Даже не потому, что у меня есть твердая уверенность, что это не так, а потому что,
приняв эту точку зрения, теряешь всякий стимул вообще к жизни. Я думаю, что
нужно исходить всегда из того, что выход какой-то найдется. До самого
последнего издыхания на этой точки зрения стоять.
- Какую роль вы отдаете в этом православной вере?
- С ней связана национальная идентичность русская. Мне
кажется, что недостатком русского сознания является то, что русские перестали
чувствовать себя единой нацией. В некоторых случаях можно индивидуально
спастись, а бывают несчастья, от которых индивидуально спастись нельзя. И вот
мы находимся в таком состоянии, в котором можно спастись, только объединившись,
почувствовав свою общность, свою единую традицию. Вот это чувство страшно
ослабло, и в его возрождении, на мой взгляд, главная роль принадлежит
Православию.
- Игорь Ростиславович, скажите, вам что-то не удалось в жизни?
- Это такой глобальный вопрос, который требует долгого
обдумывания, чтобы в глубине себя понять, что не удалось. Конечно, мне бы
хотелось дожить до какого-то поворота русской судьбы в хорошую сторону. Этого
не удалось, и я уверен, что и не удастся. Это, конечно, горько. Но, с другой
стороны, что ж, может быть, такая участь выпала нашему поколению.

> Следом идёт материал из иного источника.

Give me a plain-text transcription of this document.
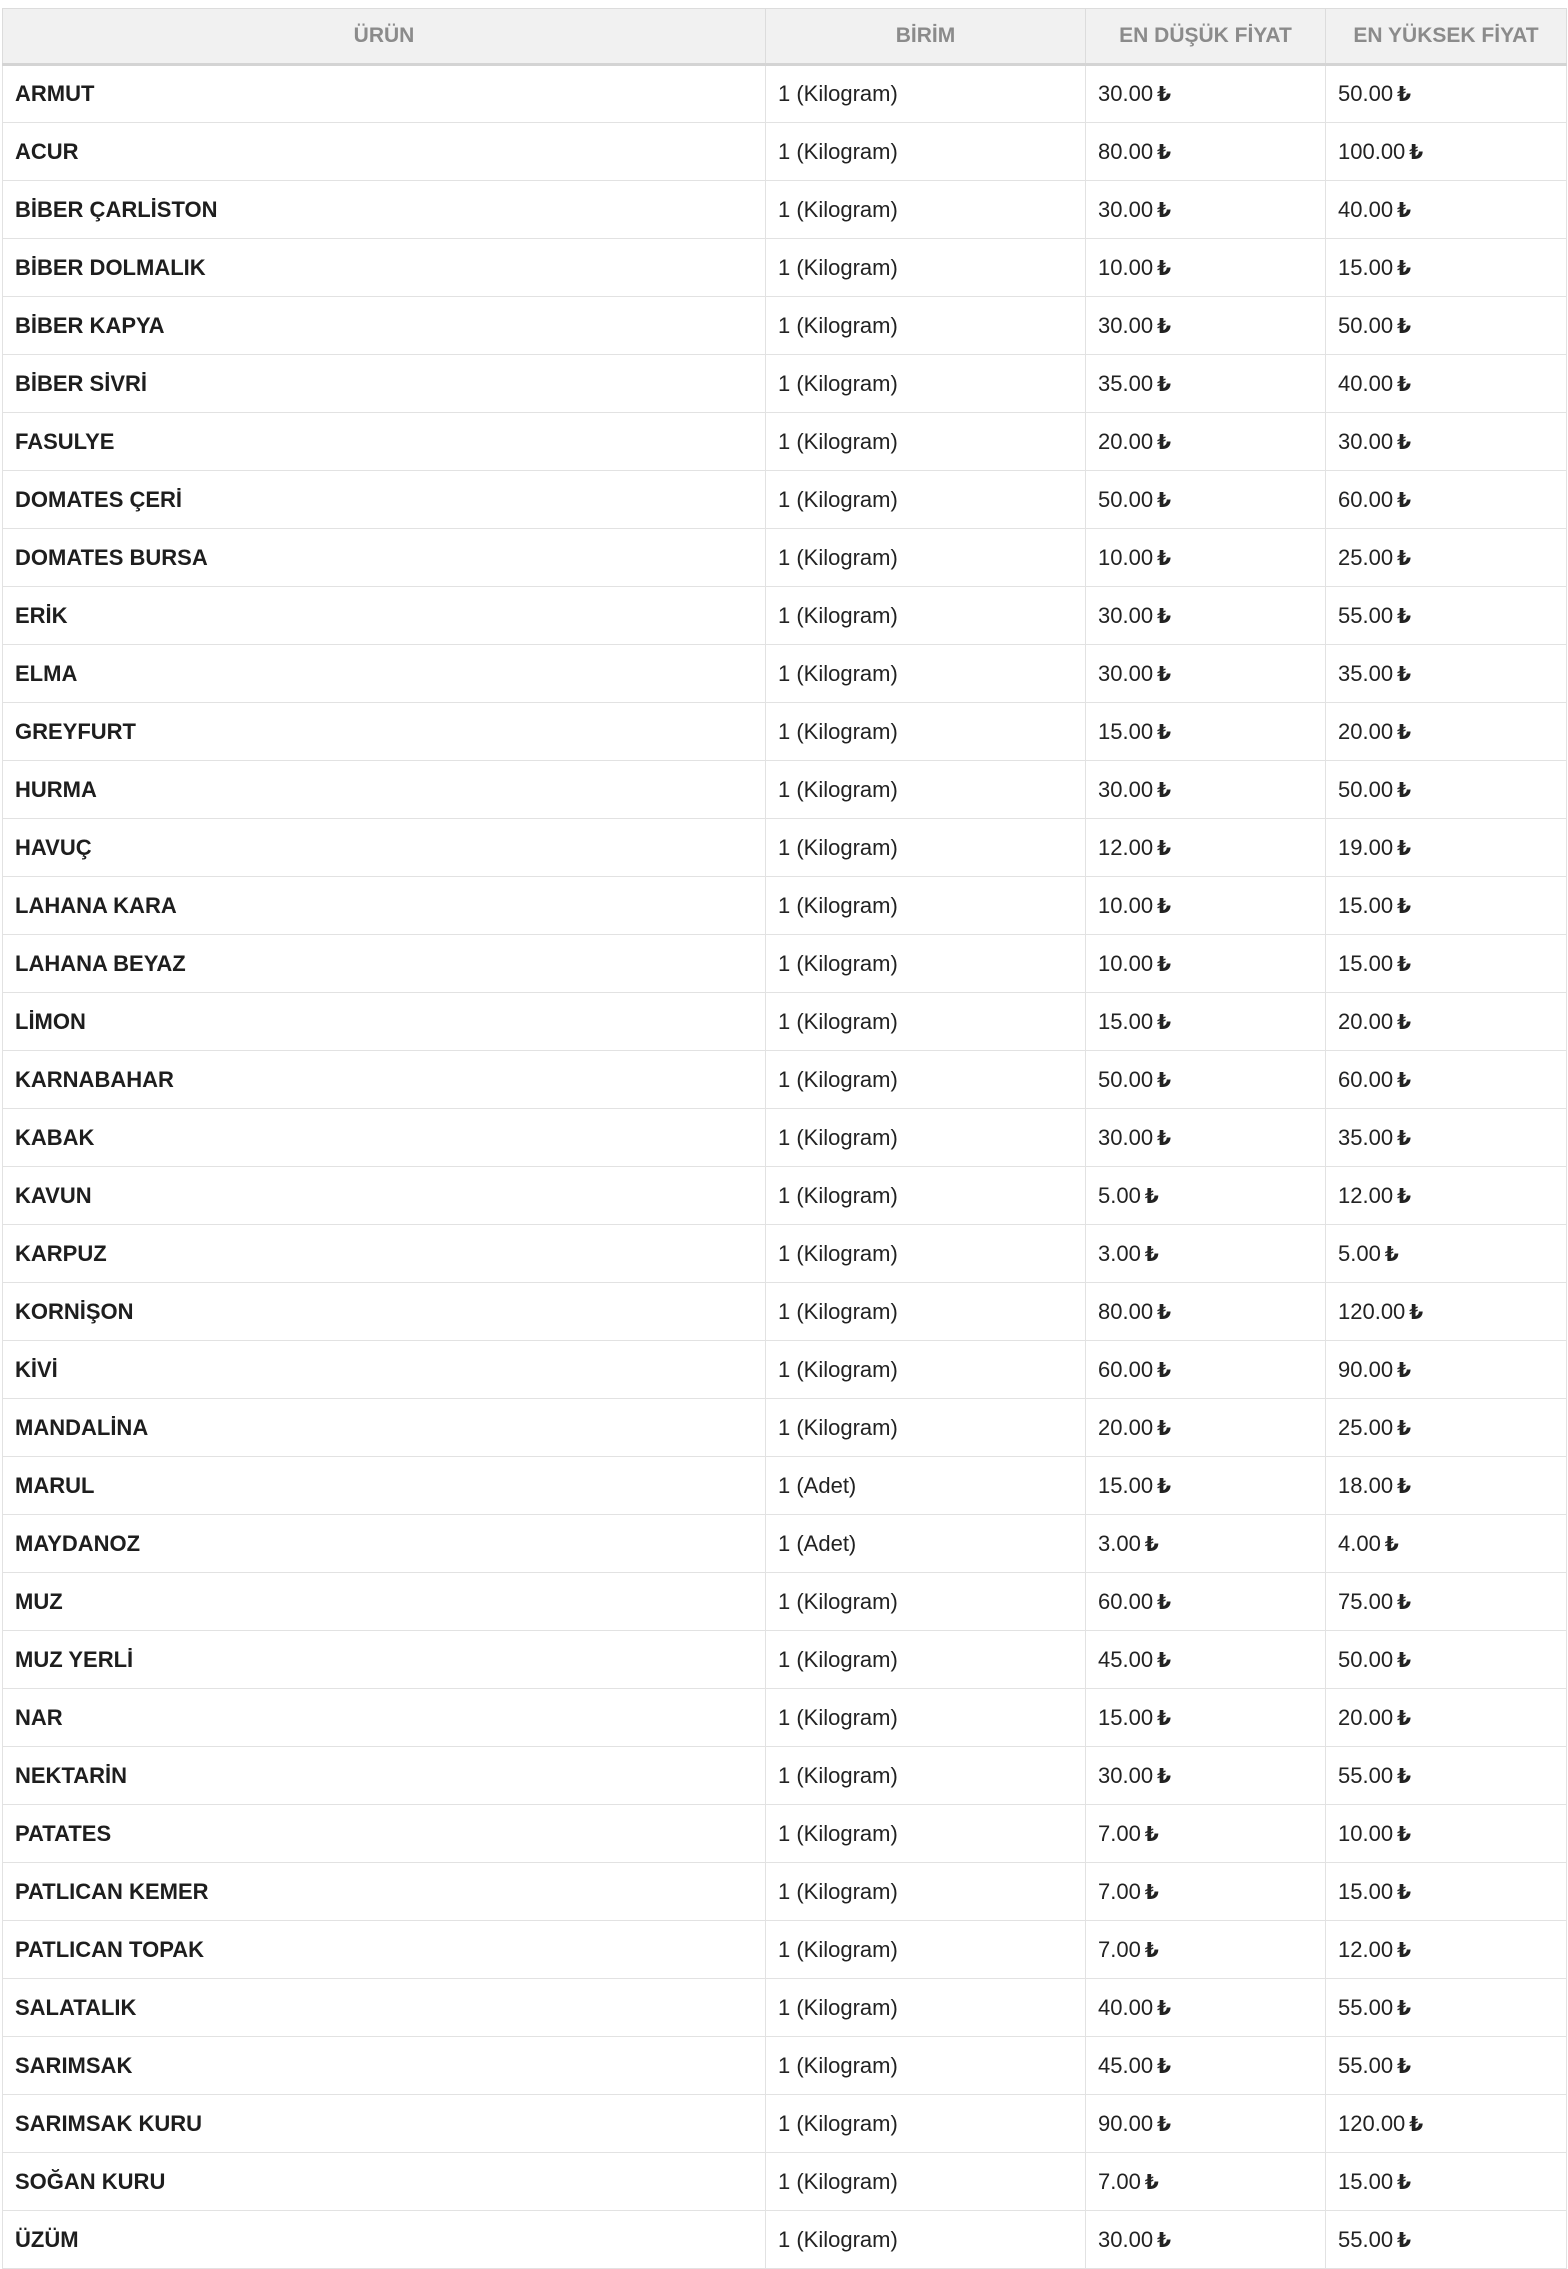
ÜRÜN	BİRİM	EN DÜŞÜK FİYAT	EN YÜKSEK FİYAT
ARMUT	1 (Kilogram)	30.00 ₺	50.00 ₺
ACUR	1 (Kilogram)	80.00 ₺	100.00 ₺
BİBER ÇARLİSTON	1 (Kilogram)	30.00 ₺	40.00 ₺
BİBER DOLMALIK	1 (Kilogram)	10.00 ₺	15.00 ₺
BİBER KAPYA	1 (Kilogram)	30.00 ₺	50.00 ₺
BİBER SİVRİ	1 (Kilogram)	35.00 ₺	40.00 ₺
FASULYE	1 (Kilogram)	20.00 ₺	30.00 ₺
DOMATES ÇERİ	1 (Kilogram)	50.00 ₺	60.00 ₺
DOMATES BURSA	1 (Kilogram)	10.00 ₺	25.00 ₺
ERİK	1 (Kilogram)	30.00 ₺	55.00 ₺
ELMA	1 (Kilogram)	30.00 ₺	35.00 ₺
GREYFURT	1 (Kilogram)	15.00 ₺	20.00 ₺
HURMA	1 (Kilogram)	30.00 ₺	50.00 ₺
HAVUÇ	1 (Kilogram)	12.00 ₺	19.00 ₺
LAHANA KARA	1 (Kilogram)	10.00 ₺	15.00 ₺
LAHANA BEYAZ	1 (Kilogram)	10.00 ₺	15.00 ₺
LİMON	1 (Kilogram)	15.00 ₺	20.00 ₺
KARNABAHAR	1 (Kilogram)	50.00 ₺	60.00 ₺
KABAK	1 (Kilogram)	30.00 ₺	35.00 ₺
KAVUN	1 (Kilogram)	5.00 ₺	12.00 ₺
KARPUZ	1 (Kilogram)	3.00 ₺	5.00 ₺
KORNİŞON	1 (Kilogram)	80.00 ₺	120.00 ₺
KİVİ	1 (Kilogram)	60.00 ₺	90.00 ₺
MANDALİNA	1 (Kilogram)	20.00 ₺	25.00 ₺
MARUL	1 (Adet)	15.00 ₺	18.00 ₺
MAYDANOZ	1 (Adet)	3.00 ₺	4.00 ₺
MUZ	1 (Kilogram)	60.00 ₺	75.00 ₺
MUZ YERLİ	1 (Kilogram)	45.00 ₺	50.00 ₺
NAR	1 (Kilogram)	15.00 ₺	20.00 ₺
NEKTARİN	1 (Kilogram)	30.00 ₺	55.00 ₺
PATATES	1 (Kilogram)	7.00 ₺	10.00 ₺
PATLICAN KEMER	1 (Kilogram)	7.00 ₺	15.00 ₺
PATLICAN TOPAK	1 (Kilogram)	7.00 ₺	12.00 ₺
SALATALIK	1 (Kilogram)	40.00 ₺	55.00 ₺
SARIMSAK	1 (Kilogram)	45.00 ₺	55.00 ₺
SARIMSAK KURU	1 (Kilogram)	90.00 ₺	120.00 ₺
SOĞAN KURU	1 (Kilogram)	7.00 ₺	15.00 ₺
ÜZÜM	1 (Kilogram)	30.00 ₺	55.00 ₺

- А чтобы вы хотели пожелать молодым людям, вступающим в
жизнь?
- Чтобы жизнь их имела смысл. Этот смысл дается разным
национальным подъемом, может быть, просто большой семьей, участием в науке,
разные пути есть для того, чтобы почувствовать жизнь. Русскому человеку нужно
твердо стоять в вере своих отцов, врасти в свою землю, и возрастать.
- Игорь Ростиславович, «Русский Дом» от всего сердца
поздравляет Вас с юбилеем. Желаем, чтобы Вы были таким же здоровым, сильным и
легким на подъём, благополучия и благоденствия Вашей семье. И чтобы Вы дожили
до того светлого поворота, о котором Вы сегодня говорили.
- Спасибо. Ну, по крайней мере, я вам этого желаю.
- Спасибо, то, что невозможно человеку, у Бога всё возможно.
Дай Бог вам здоровья на многая лета.